Even Steam is considering sharing games, and it might have something to do with that Germany lawsuit
DLC is not consider or done just after games going gold, they're too thought of and develop while the game is being develop as well. This does not apply to all developers, but it is happening.
About Gamestop, not just some publishers, all of them do, all of them are in bed with Gamestop, Developers are told to make this preorder things, and most are for Gamestop exclusively.

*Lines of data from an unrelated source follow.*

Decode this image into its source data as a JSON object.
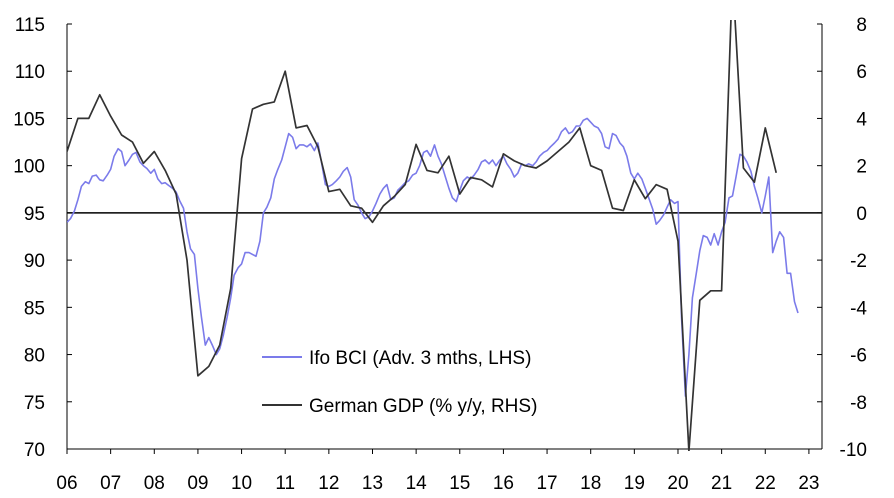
{
  "chart_data": {
    "type": "line",
    "title": "",
    "x_tick_labels": [
      "06",
      "07",
      "08",
      "09",
      "10",
      "11",
      "12",
      "13",
      "14",
      "15",
      "16",
      "17",
      "18",
      "19",
      "20",
      "21",
      "22",
      "23"
    ],
    "x_range": [
      2006.0,
      2023.3
    ],
    "left_axis": {
      "ylim": [
        70,
        115
      ],
      "ticks": [
        70,
        75,
        80,
        85,
        90,
        95,
        100,
        105,
        110,
        115
      ]
    },
    "right_axis": {
      "ylim": [
        -10,
        8
      ],
      "ticks": [
        -10,
        -8,
        -6,
        -4,
        -2,
        0,
        2,
        4,
        6,
        8
      ]
    },
    "reference_line": {
      "axis": "right",
      "value": 0
    },
    "series": [
      {
        "name": "Ifo BCI (Adv. 3 mths, LHS)",
        "axis": "left",
        "color": "#7b7bea",
        "points": [
          [
            2006.0,
            94.0
          ],
          [
            2006.08,
            94.4
          ],
          [
            2006.17,
            95.2
          ],
          [
            2006.25,
            96.4
          ],
          [
            2006.33,
            97.8
          ],
          [
            2006.42,
            98.3
          ],
          [
            2006.5,
            98.1
          ],
          [
            2006.58,
            98.9
          ],
          [
            2006.67,
            99.0
          ],
          [
            2006.75,
            98.5
          ],
          [
            2006.83,
            98.4
          ],
          [
            2006.92,
            99.0
          ],
          [
            2007.0,
            99.6
          ],
          [
            2007.08,
            101.0
          ],
          [
            2007.17,
            101.8
          ],
          [
            2007.25,
            101.5
          ],
          [
            2007.33,
            100.0
          ],
          [
            2007.42,
            100.6
          ],
          [
            2007.5,
            101.2
          ],
          [
            2007.58,
            101.4
          ],
          [
            2007.67,
            100.4
          ],
          [
            2007.75,
            100.0
          ],
          [
            2007.83,
            99.7
          ],
          [
            2007.92,
            99.2
          ],
          [
            2008.0,
            99.6
          ],
          [
            2008.08,
            98.6
          ],
          [
            2008.17,
            98.1
          ],
          [
            2008.25,
            98.2
          ],
          [
            2008.33,
            97.9
          ],
          [
            2008.42,
            97.6
          ],
          [
            2008.5,
            97.2
          ],
          [
            2008.58,
            96.3
          ],
          [
            2008.67,
            95.5
          ],
          [
            2008.75,
            93.0
          ],
          [
            2008.83,
            91.2
          ],
          [
            2008.92,
            90.6
          ],
          [
            2009.0,
            87.0
          ],
          [
            2009.08,
            84.0
          ],
          [
            2009.17,
            81.0
          ],
          [
            2009.25,
            81.8
          ],
          [
            2009.33,
            81.0
          ],
          [
            2009.42,
            80.0
          ],
          [
            2009.5,
            80.6
          ],
          [
            2009.58,
            82.0
          ],
          [
            2009.67,
            84.0
          ],
          [
            2009.75,
            86.0
          ],
          [
            2009.83,
            88.4
          ],
          [
            2009.92,
            89.2
          ],
          [
            2010.0,
            89.6
          ],
          [
            2010.08,
            90.8
          ],
          [
            2010.17,
            90.8
          ],
          [
            2010.25,
            90.6
          ],
          [
            2010.33,
            90.4
          ],
          [
            2010.42,
            92.0
          ],
          [
            2010.5,
            95.0
          ],
          [
            2010.58,
            95.6
          ],
          [
            2010.67,
            96.6
          ],
          [
            2010.75,
            98.6
          ],
          [
            2010.83,
            99.6
          ],
          [
            2010.92,
            100.6
          ],
          [
            2011.0,
            102.0
          ],
          [
            2011.08,
            103.4
          ],
          [
            2011.17,
            103.0
          ],
          [
            2011.25,
            101.8
          ],
          [
            2011.33,
            102.2
          ],
          [
            2011.42,
            102.2
          ],
          [
            2011.5,
            102.0
          ],
          [
            2011.58,
            102.3
          ],
          [
            2011.67,
            101.6
          ],
          [
            2011.75,
            102.4
          ],
          [
            2011.83,
            100.4
          ],
          [
            2011.92,
            98.0
          ],
          [
            2012.0,
            97.8
          ],
          [
            2012.08,
            98.0
          ],
          [
            2012.17,
            98.4
          ],
          [
            2012.25,
            98.8
          ],
          [
            2012.33,
            99.4
          ],
          [
            2012.42,
            99.8
          ],
          [
            2012.5,
            98.8
          ],
          [
            2012.58,
            96.4
          ],
          [
            2012.67,
            95.8
          ],
          [
            2012.75,
            95.0
          ],
          [
            2012.83,
            94.4
          ],
          [
            2012.92,
            94.6
          ],
          [
            2013.0,
            95.2
          ],
          [
            2013.08,
            96.0
          ],
          [
            2013.17,
            97.0
          ],
          [
            2013.25,
            97.6
          ],
          [
            2013.33,
            98.0
          ],
          [
            2013.42,
            96.4
          ],
          [
            2013.5,
            96.6
          ],
          [
            2013.58,
            97.4
          ],
          [
            2013.67,
            97.8
          ],
          [
            2013.75,
            98.2
          ],
          [
            2013.83,
            98.4
          ],
          [
            2013.92,
            99.0
          ],
          [
            2014.0,
            99.2
          ],
          [
            2014.08,
            100.0
          ],
          [
            2014.17,
            101.4
          ],
          [
            2014.25,
            101.6
          ],
          [
            2014.33,
            101.0
          ],
          [
            2014.42,
            102.2
          ],
          [
            2014.5,
            101.0
          ],
          [
            2014.58,
            100.2
          ],
          [
            2014.67,
            98.8
          ],
          [
            2014.75,
            97.6
          ],
          [
            2014.83,
            96.6
          ],
          [
            2014.92,
            96.2
          ],
          [
            2015.0,
            97.4
          ],
          [
            2015.08,
            98.4
          ],
          [
            2015.17,
            98.8
          ],
          [
            2015.25,
            98.6
          ],
          [
            2015.33,
            99.0
          ],
          [
            2015.42,
            99.6
          ],
          [
            2015.5,
            100.4
          ],
          [
            2015.58,
            100.6
          ],
          [
            2015.67,
            100.2
          ],
          [
            2015.75,
            100.6
          ],
          [
            2015.83,
            100.0
          ],
          [
            2015.92,
            100.6
          ],
          [
            2016.0,
            101.0
          ],
          [
            2016.08,
            100.2
          ],
          [
            2016.17,
            99.6
          ],
          [
            2016.25,
            98.8
          ],
          [
            2016.33,
            99.2
          ],
          [
            2016.42,
            100.2
          ],
          [
            2016.5,
            100.0
          ],
          [
            2016.58,
            100.2
          ],
          [
            2016.67,
            100.0
          ],
          [
            2016.75,
            100.4
          ],
          [
            2016.83,
            101.0
          ],
          [
            2016.92,
            101.4
          ],
          [
            2017.0,
            101.6
          ],
          [
            2017.08,
            102.0
          ],
          [
            2017.17,
            102.4
          ],
          [
            2017.25,
            102.8
          ],
          [
            2017.33,
            103.6
          ],
          [
            2017.42,
            104.0
          ],
          [
            2017.5,
            103.4
          ],
          [
            2017.58,
            103.6
          ],
          [
            2017.67,
            104.2
          ],
          [
            2017.75,
            104.2
          ],
          [
            2017.83,
            104.8
          ],
          [
            2017.92,
            105.0
          ],
          [
            2018.0,
            104.6
          ],
          [
            2018.08,
            104.2
          ],
          [
            2018.17,
            104.0
          ],
          [
            2018.25,
            103.4
          ],
          [
            2018.33,
            102.0
          ],
          [
            2018.42,
            101.8
          ],
          [
            2018.5,
            103.4
          ],
          [
            2018.58,
            103.2
          ],
          [
            2018.67,
            102.4
          ],
          [
            2018.75,
            102.0
          ],
          [
            2018.83,
            101.0
          ],
          [
            2018.92,
            99.2
          ],
          [
            2019.0,
            98.6
          ],
          [
            2019.08,
            99.2
          ],
          [
            2019.17,
            98.6
          ],
          [
            2019.25,
            97.6
          ],
          [
            2019.33,
            96.6
          ],
          [
            2019.42,
            95.4
          ],
          [
            2019.5,
            93.8
          ],
          [
            2019.58,
            94.2
          ],
          [
            2019.67,
            94.8
          ],
          [
            2019.75,
            95.6
          ],
          [
            2019.83,
            96.4
          ],
          [
            2019.92,
            96.0
          ],
          [
            2020.0,
            96.2
          ],
          [
            2020.08,
            84.0
          ],
          [
            2020.17,
            75.6
          ],
          [
            2020.25,
            80.0
          ],
          [
            2020.33,
            86.0
          ],
          [
            2020.42,
            88.6
          ],
          [
            2020.5,
            91.0
          ],
          [
            2020.58,
            92.6
          ],
          [
            2020.67,
            92.4
          ],
          [
            2020.75,
            91.6
          ],
          [
            2020.83,
            92.8
          ],
          [
            2020.92,
            91.6
          ],
          [
            2021.0,
            93.0
          ],
          [
            2021.08,
            94.0
          ],
          [
            2021.17,
            96.6
          ],
          [
            2021.25,
            96.8
          ],
          [
            2021.33,
            98.8
          ],
          [
            2021.42,
            101.2
          ],
          [
            2021.5,
            101.0
          ],
          [
            2021.58,
            100.4
          ],
          [
            2021.67,
            99.4
          ],
          [
            2021.75,
            97.8
          ],
          [
            2021.83,
            96.6
          ],
          [
            2021.92,
            95.0
          ],
          [
            2022.0,
            96.8
          ],
          [
            2022.08,
            98.8
          ],
          [
            2022.17,
            90.8
          ],
          [
            2022.25,
            92.0
          ],
          [
            2022.33,
            93.0
          ],
          [
            2022.42,
            92.4
          ],
          [
            2022.5,
            88.6
          ],
          [
            2022.58,
            88.6
          ],
          [
            2022.67,
            85.6
          ],
          [
            2022.75,
            84.4
          ]
        ]
      },
      {
        "name": "German GDP (% y/y, RHS)",
        "axis": "right",
        "color": "#333333",
        "points": [
          [
            2006.0,
            2.6
          ],
          [
            2006.25,
            4.0
          ],
          [
            2006.5,
            4.0
          ],
          [
            2006.75,
            5.0
          ],
          [
            2007.0,
            4.1
          ],
          [
            2007.25,
            3.3
          ],
          [
            2007.5,
            3.0
          ],
          [
            2007.75,
            2.1
          ],
          [
            2008.0,
            2.6
          ],
          [
            2008.25,
            1.8
          ],
          [
            2008.5,
            0.8
          ],
          [
            2008.75,
            -2.0
          ],
          [
            2009.0,
            -6.9
          ],
          [
            2009.25,
            -6.5
          ],
          [
            2009.5,
            -5.6
          ],
          [
            2009.75,
            -3.2
          ],
          [
            2010.0,
            2.3
          ],
          [
            2010.25,
            4.4
          ],
          [
            2010.5,
            4.6
          ],
          [
            2010.75,
            4.7
          ],
          [
            2011.0,
            6.0
          ],
          [
            2011.25,
            3.6
          ],
          [
            2011.5,
            3.7
          ],
          [
            2011.75,
            2.8
          ],
          [
            2012.0,
            0.9
          ],
          [
            2012.25,
            1.0
          ],
          [
            2012.5,
            0.3
          ],
          [
            2012.75,
            0.2
          ],
          [
            2013.0,
            -0.4
          ],
          [
            2013.25,
            0.3
          ],
          [
            2013.5,
            0.7
          ],
          [
            2013.75,
            1.2
          ],
          [
            2014.0,
            2.9
          ],
          [
            2014.25,
            1.8
          ],
          [
            2014.5,
            1.7
          ],
          [
            2014.75,
            2.4
          ],
          [
            2015.0,
            0.8
          ],
          [
            2015.25,
            1.5
          ],
          [
            2015.5,
            1.4
          ],
          [
            2015.75,
            1.1
          ],
          [
            2016.0,
            2.5
          ],
          [
            2016.25,
            2.2
          ],
          [
            2016.5,
            2.0
          ],
          [
            2016.75,
            1.9
          ],
          [
            2017.0,
            2.2
          ],
          [
            2017.25,
            2.6
          ],
          [
            2017.5,
            3.0
          ],
          [
            2017.75,
            3.6
          ],
          [
            2018.0,
            2.0
          ],
          [
            2018.25,
            1.8
          ],
          [
            2018.5,
            0.2
          ],
          [
            2018.75,
            0.1
          ],
          [
            2019.0,
            1.4
          ],
          [
            2019.25,
            0.6
          ],
          [
            2019.5,
            1.2
          ],
          [
            2019.75,
            1.0
          ],
          [
            2020.0,
            -1.2
          ],
          [
            2020.25,
            -10.1
          ],
          [
            2020.5,
            -3.7
          ],
          [
            2020.75,
            -3.3
          ],
          [
            2021.0,
            -3.3
          ],
          [
            2021.25,
            10.1
          ],
          [
            2021.5,
            1.9
          ],
          [
            2021.75,
            1.3
          ],
          [
            2022.0,
            3.6
          ],
          [
            2022.25,
            1.7
          ]
        ]
      }
    ],
    "legend": [
      {
        "label": "Ifo BCI (Adv. 3 mths, LHS)",
        "color": "#7b7bea",
        "placement": "lower-left"
      },
      {
        "label": "German GDP (% y/y, RHS)",
        "color": "#333333",
        "placement": "lower-left"
      }
    ]
  }
}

You talk about the dead of Gamestop with an all digital future, why hasn't that happen now? What if Sony were to have gone the Microsoft way with the PS4, their policies would have been pretty much the same as the Xbone, and guess what?, one of those "participating retailers" would have been Gamestop (if not primarly) so what would have happen with, like it's put mostly, pops and moms stores? what would have happen with selling your games at Amazon or Ebay? they would be gone.
They would have willingly eliminated Gamestop competition, not Gamestop itself.
Yes, they don't price digital accordingly because of retailers like Gamestop, because they are afraid of them, but this gen the gun was loaded and handed to both Sony and M$ to go all digital and outright kill Gamestop, they didn't. The infrastructure exist already and they don't use it, why?
Poor developers, even when they complain about used games, when they are gone it would Publishers benefiting from it, not the ones that make the game.
I don't like an all digital future to be honest, but it's inevitable. As long as convenience is more luring than proprietorship, I'm willing to buy digital, Steam gives you that, PS+ sales gives me that. Heck GOG is entirely DRM free and is great at it.